12. Temperatuurbereik bij gebruik: Locomotieven hebben een optimaal temperatuurbereik voor gebruik, en het bedrijf buiten dit bereik wordt niet aanbevolen. Zowel te hoge als te lage temperaturen kunnen de prestaties van essentiële componenten zoals de dieselmotor en hydraulische systemen beïnvloeden, het risico op storingen vergroten en de levensduur van de apparatuur verkorten.
13. Hoogtebereik bij gebruik: Dit verwijst naar het hoogtebereik waarbinnen de locomotief geschikt is voor bedrijf. Hoogtes buiten dit bereik kunnen de verbrandingsefficiëntie van de dieselmotor negatief beïnvloeden vanwege veranderingen in luchtdruk. Ook ongebruikelijke luchtdrukcondities op lage hoogtes kunnen de apparatuur narecht beïnvloeden, dus aan deze parameter moet strikt worden gehouden.

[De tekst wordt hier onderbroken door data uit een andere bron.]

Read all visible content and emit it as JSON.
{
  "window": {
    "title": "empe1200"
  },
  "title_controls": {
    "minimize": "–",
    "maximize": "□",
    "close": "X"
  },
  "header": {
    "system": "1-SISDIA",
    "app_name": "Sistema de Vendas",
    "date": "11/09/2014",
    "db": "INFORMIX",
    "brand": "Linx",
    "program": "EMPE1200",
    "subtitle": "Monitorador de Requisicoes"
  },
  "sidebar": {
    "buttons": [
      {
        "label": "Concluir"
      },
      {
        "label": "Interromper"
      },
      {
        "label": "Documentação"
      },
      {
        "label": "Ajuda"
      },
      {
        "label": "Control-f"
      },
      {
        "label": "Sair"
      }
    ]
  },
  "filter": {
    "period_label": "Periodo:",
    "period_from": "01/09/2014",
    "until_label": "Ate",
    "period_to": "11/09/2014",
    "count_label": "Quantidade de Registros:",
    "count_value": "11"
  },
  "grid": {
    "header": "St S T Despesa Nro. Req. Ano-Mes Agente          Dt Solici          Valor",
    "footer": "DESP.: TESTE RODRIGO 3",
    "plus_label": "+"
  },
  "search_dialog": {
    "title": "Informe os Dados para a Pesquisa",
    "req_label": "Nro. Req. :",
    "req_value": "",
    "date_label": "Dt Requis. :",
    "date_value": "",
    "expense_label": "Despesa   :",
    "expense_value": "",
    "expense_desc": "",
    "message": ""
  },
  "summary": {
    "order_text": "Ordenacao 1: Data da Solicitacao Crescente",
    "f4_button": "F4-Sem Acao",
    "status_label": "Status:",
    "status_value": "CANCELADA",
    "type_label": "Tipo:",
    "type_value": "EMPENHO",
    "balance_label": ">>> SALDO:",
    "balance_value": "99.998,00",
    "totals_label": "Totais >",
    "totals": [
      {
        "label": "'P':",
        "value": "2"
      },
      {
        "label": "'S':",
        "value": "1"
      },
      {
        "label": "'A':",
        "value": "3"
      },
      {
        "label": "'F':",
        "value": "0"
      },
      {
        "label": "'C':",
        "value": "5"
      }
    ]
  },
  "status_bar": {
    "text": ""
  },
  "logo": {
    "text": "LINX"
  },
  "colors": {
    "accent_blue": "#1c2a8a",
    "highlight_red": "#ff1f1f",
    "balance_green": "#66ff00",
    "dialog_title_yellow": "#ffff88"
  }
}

14. Luchtvochtigheid: Locomotieven hebben bepaalde beperkingen wat betreft de relatieve luchtvochtigheid in hun werk milieu. Het bedrijf buiten het gespecificeerde vochtigheidsbereik wordt niet aanbevolen. Te hoge vochtigheid kan kortsluiting in elektrische componenten veroorzaken, terwijl te lage vochtigheid statische elektriciteit en andere problemen kan veroorzaken, wat de normale werking van de apparatuur beïnvloedt.
15. Methaanconcentratie: Vanwege het voorkomen van ontvlambare en explosieve gassen zoals methaan in kolenmijnen, gelden er strikte eisen voor de methaanconcentraties in het werk milieu van locomotieven. Bedrijf buiten de gespecificeerde concentraties is strikt verboden. Dit is één van de kernindicatoren voor het waarborgen van explosieveiligheid.
16. Aandrijfmotor Model: Dit verwijst naar het model van de hydraulische aandrijfmotor die is uitgerust met de locomotief. Dit model wordt geleverd door de fabrikant en geeft de prestatieparameters en specificaties van de aandrijfmotor weer, en levert cruciale informatie voor het begrijpen van de details van het vermogen van de locomotief.
17. Hydraulisch Systeem Nenndruk: Dit verwijst naar de druk van het hydraulische systeem van de locomotief onder normale werkomstandigheden. Het hydraulische systeem is de krachtbron voor de aandrijving, het remmen en andere functies van de locomotief. De nenndruk is een belangrijke parameter om de juiste samenwerking van alle componenten van het hydraulische systeem te garanderen. Te hoge of te lage drukken zullen de systeemprestaties beïnvloeden.
Een grondig inzicht in deze technische parameters kan gebruikers helpen om nauwkeuriger te bepalen of de DCR-serie explosieveilige diesellocomotief met ophanging voldoet aan hun eigen operationele behoeften, waardoor veilige en efficiënte ondergrondse hulptransportbewerkingen worden gerealiseerd.